Bidirectional BFS — run BFS from both ends and stop when the frontiers meet — cuts the explored set roughly square root in size. Worth mentioning in interviews, though the implementation has more moving parts.
How to Explain It in an Interview
Start by saying the words form an implicit graph: edge if they differ by one letter, shortest path by BFS. Then volunteer the cost problem: “Neighbor generation is the bottleneck — naive scan is O(N) per node. I’ll preprocess wildcard patterns so neighbor lookup is O(L) per node.” Sketch the bucket map.
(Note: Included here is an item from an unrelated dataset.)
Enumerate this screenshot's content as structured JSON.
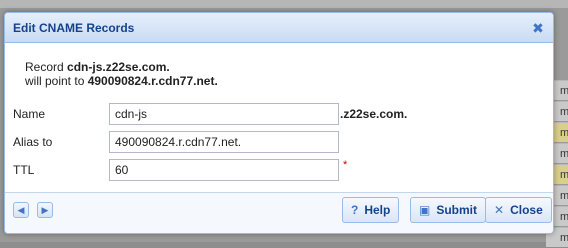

Mention the bucket-clearing optimization.
If the interviewer asks “can you do better,” answer bidirectional BFS. If they ask about all shortest ladders, say the BFS becomes a layered graph and the reconstruction is the hard part.
Related Problems
- Word Ladder II (return every shortest sequence)
- Minimum Genetic Mutation (same structure, smaller alphabet)
- Open the Lock (BFS on strings with single-position changes)
- Bus Routes (BFS on a constructed graph)
The last one is a great follow-up because it forces you to design a different node type from the obvious one.
Wrap up
Word Ladder is the test of whether you can see the graph that is not drawn. The wildcard bucket is the tactical insight; the strategic insight is BFS for shortest path on unweighted graphs. Pair this problem with BFS and DFS and you have a complete answer to half of the graph problems on a typical interview list.